Tego nie wie nikt, chyba nawet Amerykanie. Władze Iraku z pewnością będą wybrane spośród ugrupowań sympatyzujących z USA. Wypada mieć nadzieję, że nie nastąpi tam próba narzucenia kopii demokracji zachodniej. Takie próby były np. czynione w czasach kolonialnych w Afryce - z opłakanym skutkiem. Jest bezsporne, że to sami Irakijczycy muszą wypracować model odpowiadającej im formy demokracji.

11.04.2003 | aktual.: 11.04.2003 10:03

Historia pokazuje, że państwa, które uległy Amerykanom, w efekcie wyszły na tym lepiej niż te, które się im oparły. Obecna sytuacja jest jednak inna niż kiedyś. Już wkrótce zetrą się tam sprzeczne interesy państw, które również będą chciały uczestniczyć w kształtowaniu przyszłości Iraku. Rozgrywka bowiem toczy się o nie byle jaką stawkę. Chodzi oczywiście o ogromne złoża irackiej ropy. To ogromne zagrożenie. Już kiedyś Irak był sceną zakulisowej walki supermocarstw o strefę wpływów.

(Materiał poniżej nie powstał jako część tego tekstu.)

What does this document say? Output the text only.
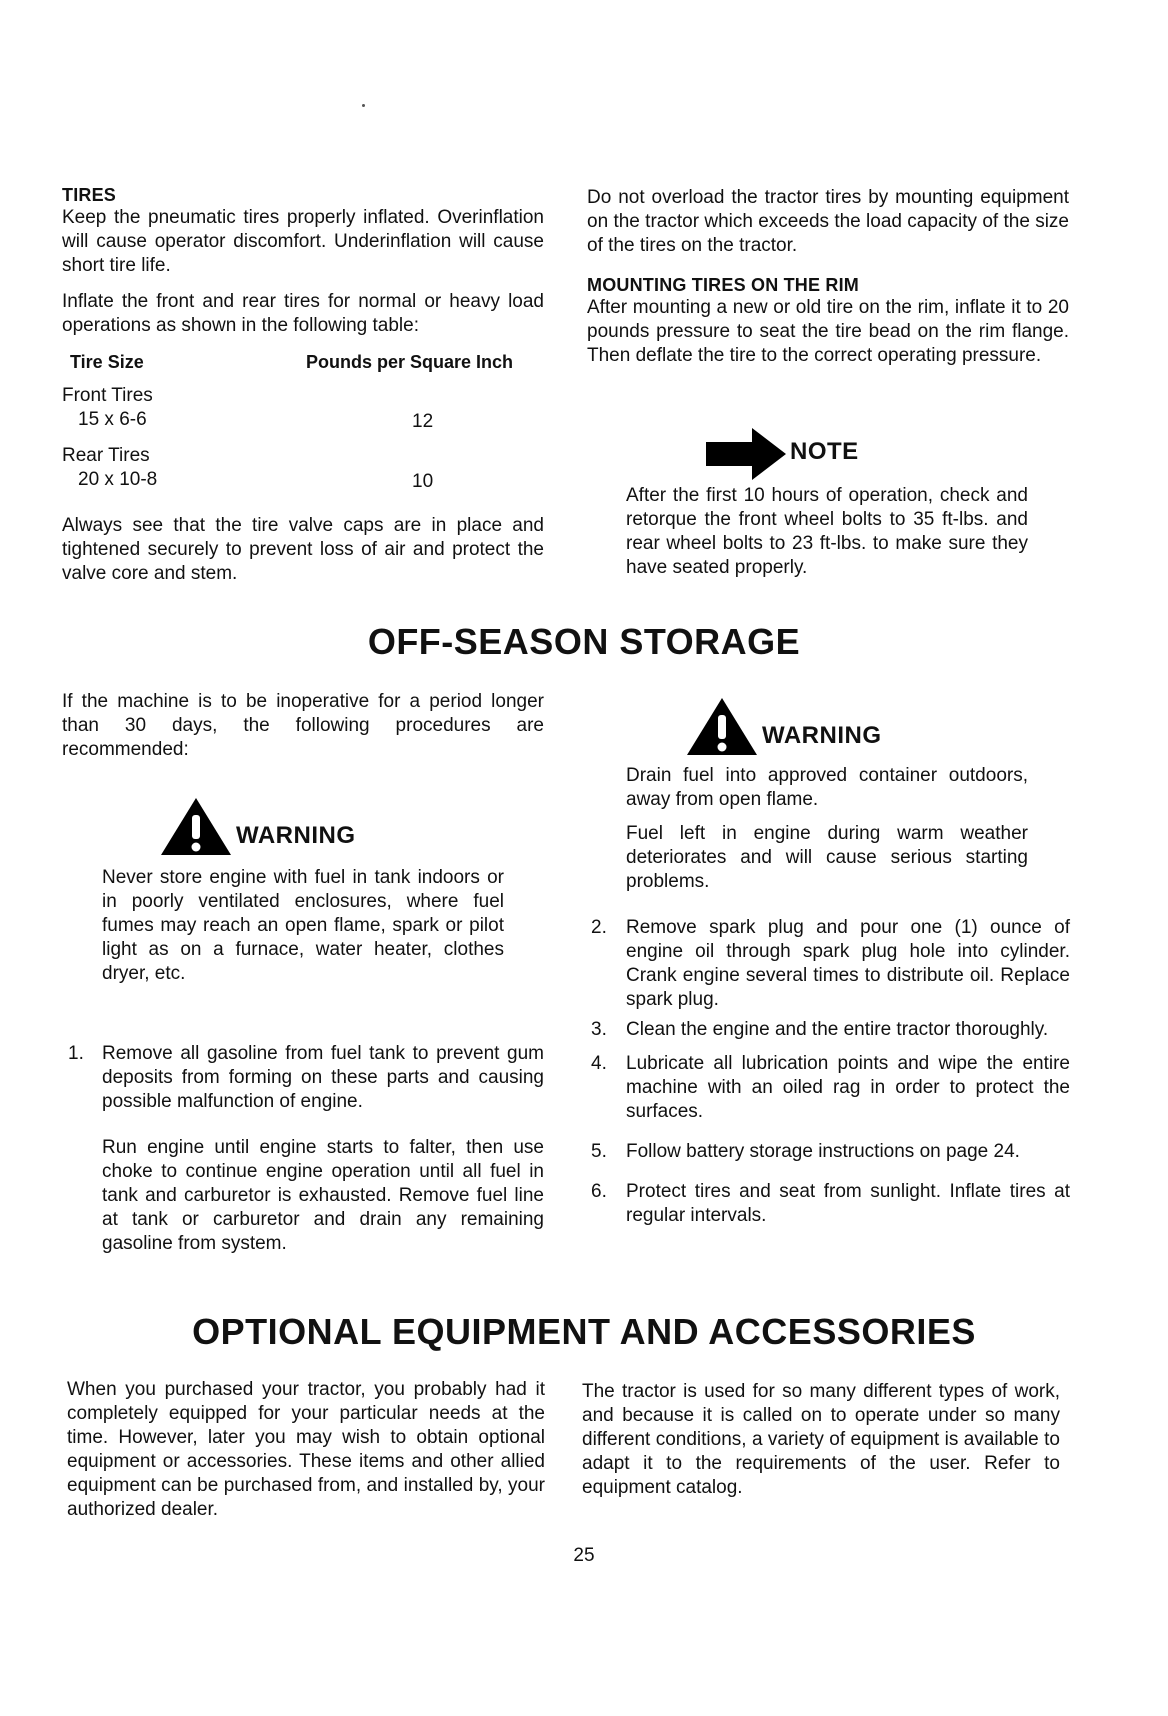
TIRES
Keep the pneumatic tires properly inflated. Overinflation will cause operator discomfort. Underinflation will cause short tire life.
Inflate the front and rear tires for normal or heavy load operations as shown in the following table:
Tire Size	Pounds per Square Inch
Front Tires
15 x 6-6	12
Rear Tires
20 x 10-8	10
Always see that the tire valve caps are in place and tightened securely to prevent loss of air and protect the valve core and stem.
Do not overload the tractor tires by mounting equipment on the tractor which exceeds the load capacity of the size of the tires on the tractor.
MOUNTING TIRES ON THE RIM
After mounting a new or old tire on the rim, inflate it to 20 pounds pressure to seat the tire bead on the rim flange. Then deflate the tire to the correct operating pressure.
NOTE
After the first 10 hours of operation, check and retorque the front wheel bolts to 35 ft-lbs. and rear wheel bolts to 23 ft-lbs. to make sure they have seated properly.
OFF-SEASON STORAGE
If the machine is to be inoperative for a period longer than 30 days, the following procedures are recommended:
WARNING
Never store engine with fuel in tank indoors or in poorly ventilated enclosures, where fuel fumes may reach an open flame, spark or pilot light as on a furnace, water heater, clothes dryer, etc.
1. Remove all gasoline from fuel tank to prevent gum deposits from forming on these parts and causing possible malfunction of engine.
Run engine until engine starts to falter, then use choke to continue engine operation until all fuel in tank and carburetor is exhausted. Remove fuel line at tank or carburetor and drain any remaining gasoline from system.
WARNING
Drain fuel into approved container outdoors, away from open flame.
Fuel left in engine during warm weather deteriorates and will cause serious starting problems.
2. Remove spark plug and pour one (1) ounce of engine oil through spark plug hole into cylinder. Crank engine several times to distribute oil. Replace spark plug.
3. Clean the engine and the entire tractor thoroughly.
4. Lubricate all lubrication points and wipe the entire machine with an oiled rag in order to protect the surfaces.
5. Follow battery storage instructions on page 24.
6. Protect tires and seat from sunlight. Inflate tires at regular intervals.
OPTIONAL EQUIPMENT AND ACCESSORIES
When you purchased your tractor, you probably had it completely equipped for your particular needs at the time. However, later you may wish to obtain optional equipment or accessories. These items and other allied equipment can be purchased from, and installed by, your authorized dealer.
The tractor is used for so many different types of work, and because it is called on to operate under so many different conditions, a variety of equipment is available to adapt it to the requirements of the user. Refer to equipment catalog.
25
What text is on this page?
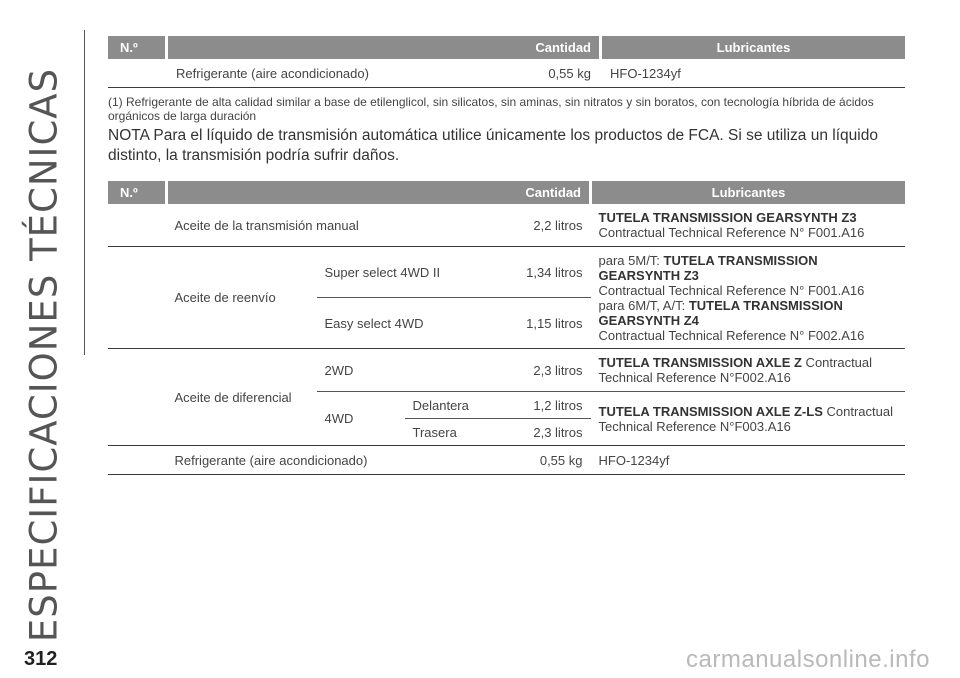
ESPECIFICACIONES TÉCNICAS
N.º		Cantidad				Lubricantes
		Refrigerante (aire acondicionado)		0,55 kg		HFO-1234yf
(1) Refrigerante de alta calidad similar a base de etilenglicol, sin silicatos, sin aminas, sin nitratos y sin boratos, con tecnología híbrida de ácidos orgánicos de larga duración
NOTA Para el líquido de transmisión automática utilice únicamente los productos de FCA. Si se utiliza un líquido distinto, la transmisión podría sufrir daños.
N.º	Cantidad				Lubricantes
	Aceite de la transmisión manual			2,2 litros	TUTELA TRANSMISSION GEARSYNTH Z3
Contractual Technical Reference N° F001.A16
	Aceite de reenvío	Super select 4WD II		1,34 litros	para 5M/T: TUTELA TRANSMISSION GEARSYNTH Z3
Contractual Technical Reference N° F001.A16
para 6M/T, A/T: TUTELA TRANSMISSION GEARSYNTH Z4
Contractual Technical Reference N° F002.A16
		Easy select 4WD		1,15 litros	
	Aceite de diferencial	2WD		2,3 litros	TUTELA TRANSMISSION AXLE Z Contractual Technical Reference N°F002.A16
		4WD	Delantera	1,2 litros	TUTELA TRANSMISSION AXLE Z-LS Contractual Technical Reference N°F003.A16
			Trasera	2,3 litros	
	Refrigerante (aire acondicionado)			0,55 kg	HFO-1234yf
312	carmanualsonline.info
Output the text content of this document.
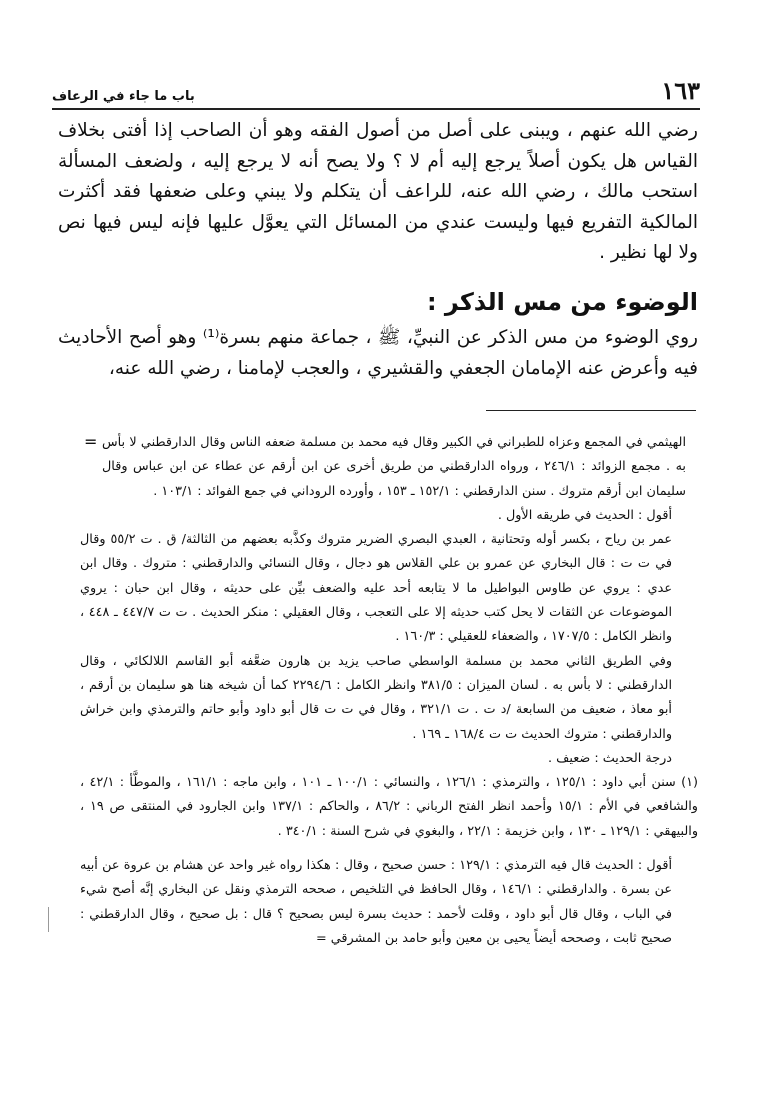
١٦٣
باب ما جاء في الرعاف

رضي الله عنهم ، ويبنى على أصل من أصول الفقه وهو أن الصاحب إذا أفتى بخلاف القياس هل يكون أصلاً يرجع إليه أم لا ؟ ولا يصح أنه لا يرجع إليه ، ولضعف المسألة استحب مالك ، رضي الله عنه، للراعف أن يتكلم ولا يبني وعلى ضعفها فقد أكثرت المالكية التفريع فيها وليست عندي من المسائل التي يعوَّل عليها فإنه ليس فيها نص ولا لها نظير .

الوضوء من مس الذكر :

روي الوضوء من مس الذكر عن النبيِّ، ﷺ ، جماعة منهم بسرة⁽¹⁾ وهو أصح الأحاديث فيه وأعرض عنه الإمامان الجعفي والقشيري ، والعجب لإمامنا ، رضي الله عنه،

= الهيثمي في المجمع وعزاه للطبراني في الكبير وقال فيه محمد بن مسلمة ضعفه الناس وقال الدارقطني لا بأس به . مجمع الزوائد : ٢٤٦/١ ، ورواه الدارقطني من طريق أخرى عن ابن أرقم عن عطاء عن ابن عباس وقال سليمان ابن أرقم متروك . سنن الدارقطني : ١٥٢/١ ـ ١٥٣ ، وأورده الروداني في جمع الفوائد : ١٠٣/١ .

أقول : الحديث في طريقه الأول .

عمر بن رياح ، بكسر أوله وتحتانية ، العبدي البصري الضرير متروك وكذَّبه بعضهم من الثالثة/ ق . ت ٥٥/٢ وقال في ت ت : قال البخاري عن عمرو بن علي القلاس هو دجال ، وقال النسائي والدارقطني : متروك . وقال ابن عدي : يروي عن طاوس البواطيل ما لا يتابعه أحد عليه والضعف بيِّن على حديثه ، وقال ابن حبان : يروي الموضوعات عن الثقات لا يحل كتب حديثه إلا على التعجب ، وقال العقيلي : منكر الحديث . ت ت ٤٤٧/٧ ـ ٤٤٨ ، وانظر الكامل : ١٧٠٧/٥ ، والضعفاء للعقيلي : ١٦٠/٣ .

وفي الطريق الثاني محمد بن مسلمة الواسطي صاحب يزيد بن هارون ضعَّفه أبو القاسم اللالكائي ، وقال الدارقطني : لا بأس به . لسان الميزان : ٣٨١/٥ وانظر الكامل : ٢٢٩٤/٦ كما أن شيخه هنا هو سليمان بن أرقم ، أبو معاذ ، ضعيف من السابعة /د ت . ت ٣٢١/١ ، وقال في ت ت قال أبو داود وأبو حاتم والترمذي وابن خراش والدارقطني : متروك الحديث ت ت ١٦٨/٤ ـ ١٦٩ .

درجة الحديث : ضعيف .

(١) سنن أبي داود : ١٢٥/١ ، والترمذي : ١٢٦/١ ، والنسائي : ١٠٠/١ ـ ١٠١ ، وابن ماجه : ١٦١/١ ، والموطَّأ : ٤٢/١ ، والشافعي في الأم : ١٥/١ وأحمد انظر الفتح الرباني : ٨٦/٢ ، والحاكم : ١٣٧/١ وابن الجارود في المنتقى ص ١٩ ، والبيهقي : ١٢٩/١ ـ ١٣٠ ، وابن خزيمة : ٢٢/١ ، والبغوي في شرح السنة : ٣٤٠/١ .

أقول : الحديث قال فيه الترمذي : ١٢٩/١ : حسن صحيح ، وقال : هكذا رواه غير واحد عن هشام بن عروة عن أبيه عن بسرة . والدارقطني : ١٤٦/١ ، وقال الحافظ في التلخيص ، صححه الترمذي ونقل عن البخاري إنَّه أصح شيء في الباب ، وقال قال أبو داود ، وقلت لأحمد : حديث بسرة ليس بصحيح ؟ قال : بل صحيح ، وقال الدارقطني : صحيح ثابت ، وصححه أيضاً يحيى بن معين وأبو حامد بن المشرقي =
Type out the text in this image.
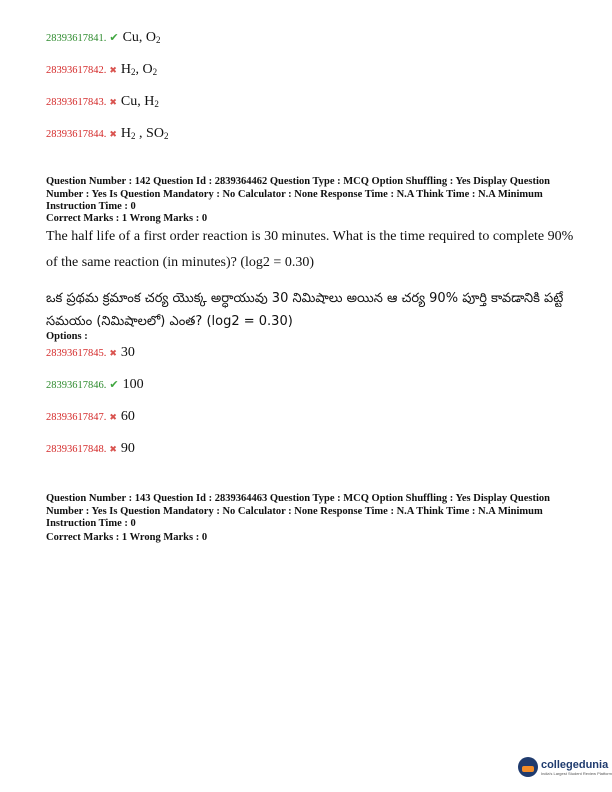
28393617841. ✔ Cu, $O_2$
28393617842. ✖ $H_2$, $O_2$
28393617843. ✖ Cu, $H_2$
28393617844. ✖ $H_2$ , $SO_2$
Question Number : 142 Question Id : 2839364462 Question Type : MCQ Option Shuffling : Yes Display Question Number : Yes Is Question Mandatory : No Calculator : None Response Time : N.A Think Time : N.A Minimum Instruction Time : 0
Correct Marks : 1 Wrong Marks : 0
The half life of a first order reaction is 30 minutes. What is the time required to complete 90% of the same reaction (in minutes)? (log2 = 0.30)
ఒక ప్రథమ క్రమాంక చర్య యొక్క అర్ధాయువు 30 నిమిషాలు అయిన ఆ చర్య 90% పూర్తి కావడానికి పట్టే సమయం (నిమిషాలలో) ఎంత? (log2 = 0.30)
Options :
28393617845. ✖ 30
28393617846. ✔ 100
28393617847. ✖ 60
28393617848. ✖ 90
Question Number : 143 Question Id : 2839364463 Question Type : MCQ Option Shuffling : Yes Display Question Number : Yes Is Question Mandatory : No Calculator : None Response Time : N.A Think Time : N.A Minimum Instruction Time : 0
Correct Marks : 1 Wrong Marks : 0
collegedunia
India's Largest Student Review Platform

Jest tam też "puszka Pandory", jaką są Kurdowie. Kłopot polega na tym, że Kurdowie są też w Turcji, a Turcja to członek NATO i sojusznik USA. Dać Kurdom samodzielne państwo - to dobrze, bo ten naród zasługuje na własne państwo, ale także źle, bo może doprowadzić do krwawych walk w Turcji. Nie dać Kurdom państwa, to z kolei wywołać wściekłość kilkkudziesięciu milionów ludzi i prosić się o zbrojny konflikt. W zasadzie obie decyzje są złe z punktu widzenia zewnętrznego obserwatora i obie mogą prowadzić do kolejnego konfliktu. Ktokolwiek będzie musiał taką decyzję podjąć, będzie miał twardy orzech do zgryzienia.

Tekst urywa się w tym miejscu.